What rankled Franks most was not the initial censure itself, but the silence that followed the reversal. Despite his decades of service to the Law Society, including as convenor of both the company law and commercial law committees, and despite the thousands of free hours he has contributed, no one from the organization bothered to call and apologize or acknowledge how damaging the original finding had been to the profession's reputation. He was glad the decision was a majority one, he said, because it showed that not everyone involved in the regulatory process was, in his view, an "idiot." But the lack of any gesture of recognition stung.

The Law Society responded by noting that Standards Committees are independent decision-making bodies composed of both lawyers and lay members, appointed by the Law Society Board for fixed terms with a nine-year maximum. During the 2024-25 reporting year, 1,366 complaints were referred to Standards Committees for consideration. The Legal Complaints Review Officer received 165 applications for review during the same period. Of the Standards Committee decisions reviewed, 89 were confirmed, 23 were confirmed but modified, and 26 were reversed or partially reversed. Franks' case falls into that last category—a genuine rarity in the regulatory landscape.

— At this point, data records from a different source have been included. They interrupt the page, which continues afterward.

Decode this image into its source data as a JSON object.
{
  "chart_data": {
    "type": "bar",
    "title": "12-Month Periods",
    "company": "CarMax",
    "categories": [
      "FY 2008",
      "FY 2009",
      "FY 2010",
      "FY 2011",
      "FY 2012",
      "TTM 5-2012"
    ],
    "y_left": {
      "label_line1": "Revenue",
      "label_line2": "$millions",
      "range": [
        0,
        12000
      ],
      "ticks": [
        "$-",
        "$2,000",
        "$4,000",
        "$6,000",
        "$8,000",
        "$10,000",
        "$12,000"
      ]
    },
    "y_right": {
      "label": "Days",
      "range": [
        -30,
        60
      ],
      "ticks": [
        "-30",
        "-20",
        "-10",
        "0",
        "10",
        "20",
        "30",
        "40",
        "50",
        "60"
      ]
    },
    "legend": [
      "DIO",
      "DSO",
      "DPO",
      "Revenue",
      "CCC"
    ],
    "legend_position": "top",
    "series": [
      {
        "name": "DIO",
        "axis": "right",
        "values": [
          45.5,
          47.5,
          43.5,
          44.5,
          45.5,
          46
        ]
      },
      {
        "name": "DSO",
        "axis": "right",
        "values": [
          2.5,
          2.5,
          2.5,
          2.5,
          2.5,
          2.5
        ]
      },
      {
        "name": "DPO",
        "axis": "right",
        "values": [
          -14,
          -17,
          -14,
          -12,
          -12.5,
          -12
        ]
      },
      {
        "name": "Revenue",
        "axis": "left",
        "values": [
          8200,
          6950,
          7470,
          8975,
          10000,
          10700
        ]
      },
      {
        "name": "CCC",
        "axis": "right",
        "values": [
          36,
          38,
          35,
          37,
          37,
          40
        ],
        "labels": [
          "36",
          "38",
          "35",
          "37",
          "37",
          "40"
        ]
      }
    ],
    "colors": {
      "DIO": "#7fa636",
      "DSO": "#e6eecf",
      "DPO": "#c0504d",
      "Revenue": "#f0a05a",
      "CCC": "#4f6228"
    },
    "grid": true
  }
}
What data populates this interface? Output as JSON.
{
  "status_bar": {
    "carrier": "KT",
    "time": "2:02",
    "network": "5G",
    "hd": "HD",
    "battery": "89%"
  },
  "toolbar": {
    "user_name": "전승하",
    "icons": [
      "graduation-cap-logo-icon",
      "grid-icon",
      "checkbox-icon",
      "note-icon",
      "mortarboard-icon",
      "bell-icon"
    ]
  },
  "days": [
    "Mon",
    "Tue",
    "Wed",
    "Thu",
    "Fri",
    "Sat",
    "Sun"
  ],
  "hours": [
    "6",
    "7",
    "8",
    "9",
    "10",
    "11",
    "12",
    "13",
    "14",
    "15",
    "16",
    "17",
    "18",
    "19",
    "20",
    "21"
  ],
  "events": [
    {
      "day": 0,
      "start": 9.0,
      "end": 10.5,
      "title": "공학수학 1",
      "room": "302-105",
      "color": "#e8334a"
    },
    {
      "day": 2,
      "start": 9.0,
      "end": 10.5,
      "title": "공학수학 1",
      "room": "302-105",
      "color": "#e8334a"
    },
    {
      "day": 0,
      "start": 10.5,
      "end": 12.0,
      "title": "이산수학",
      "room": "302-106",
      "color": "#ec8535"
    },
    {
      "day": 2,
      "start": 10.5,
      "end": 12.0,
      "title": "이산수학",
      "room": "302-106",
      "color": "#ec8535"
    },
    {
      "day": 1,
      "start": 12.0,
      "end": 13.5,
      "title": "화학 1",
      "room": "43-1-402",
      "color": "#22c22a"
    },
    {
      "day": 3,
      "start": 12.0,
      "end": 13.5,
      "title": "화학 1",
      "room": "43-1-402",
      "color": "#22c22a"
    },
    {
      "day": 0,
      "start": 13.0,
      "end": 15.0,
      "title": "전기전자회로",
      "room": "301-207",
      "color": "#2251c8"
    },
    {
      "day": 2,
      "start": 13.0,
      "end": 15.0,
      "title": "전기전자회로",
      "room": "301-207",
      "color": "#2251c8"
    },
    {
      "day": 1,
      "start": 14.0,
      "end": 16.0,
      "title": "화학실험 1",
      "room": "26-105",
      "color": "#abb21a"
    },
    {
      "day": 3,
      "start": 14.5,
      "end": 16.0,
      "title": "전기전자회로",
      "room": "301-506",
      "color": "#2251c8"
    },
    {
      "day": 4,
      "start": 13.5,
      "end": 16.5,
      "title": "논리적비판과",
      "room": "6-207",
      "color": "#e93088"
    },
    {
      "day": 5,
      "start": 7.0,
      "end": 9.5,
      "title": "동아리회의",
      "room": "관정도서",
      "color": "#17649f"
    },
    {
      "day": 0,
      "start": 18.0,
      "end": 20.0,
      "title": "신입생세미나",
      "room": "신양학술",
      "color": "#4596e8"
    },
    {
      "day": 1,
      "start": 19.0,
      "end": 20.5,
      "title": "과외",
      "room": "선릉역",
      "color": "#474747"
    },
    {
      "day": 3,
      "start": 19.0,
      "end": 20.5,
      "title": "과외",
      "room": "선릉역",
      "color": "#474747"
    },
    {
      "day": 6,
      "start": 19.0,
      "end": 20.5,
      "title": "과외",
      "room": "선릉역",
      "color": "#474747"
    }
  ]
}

The original ruling was stupid and embarrassing for the legal profession, which showed itself so hostile to basic elements of practice and freedom of speech.
— Stephen Franks
That is what lawyers do. That is why a client comes to its lawyer and says, 'We need a lawyer's letter about this'. This cannot conceivably be improper in principle.
— Fraser Goldsmith, Legal Complaints Review Officer
A Conversa do Hearth Outra perspectiva sobre a história
Inventor

Why did the review officer think the original committee got it so wrong?

Model

Because the committee treated the act of a lawyer sending a letter as inherently the use of legal process—as if the letterhead itself was a threat. But Goldsmith saw it differently. He said lawyers send letters all the time to lend weight to client concerns. That's the job. The letter didn't actually threaten litigation; it just expressed a client's position on a policy matter.

Inventor

So the committee was saying Franks should have hidden the fact that he was a lawyer?

Model

Not exactly hidden it, but the committee thought the client should have sent the letter themselves, under their own name. That way, there would be no appearance of legal muscle behind it. Goldsmith found that reasoning flawed. He said any letter from a lawyer is meant to carry weight—that's why clients hire lawyers in the first place.

Inventor

Did the review officer seem frustrated with the committee?

Model

Yes, quite noticeably. He expressed surprise that the committee hadn't even considered whether the complainants had a real stake in the matter. And he was particularly struck that two of the six complainants were lawyers themselves. He wondered if they'd have felt the same way if the positions were reversed.

Inventor

What bothers Franks most now?

Model

Not the reversal itself—he's vindicated. What stings is that no one from the Law Society called to apologize or acknowledge how embarrassing the original finding was for the profession. He's given decades of service, thousands of free hours, and the silence felt like a slap.

Inventor

Is this decision likely to change how the Law Society handles similar cases?

Model

That's unclear. The Law Society said Standards Committees are independent. But Goldsmith's reasoning—that lawyers routinely send letters meant to persuade and pressure—is pretty fundamental to legal practice. It's hard to see how you regulate that without becoming hostile to basic professional function.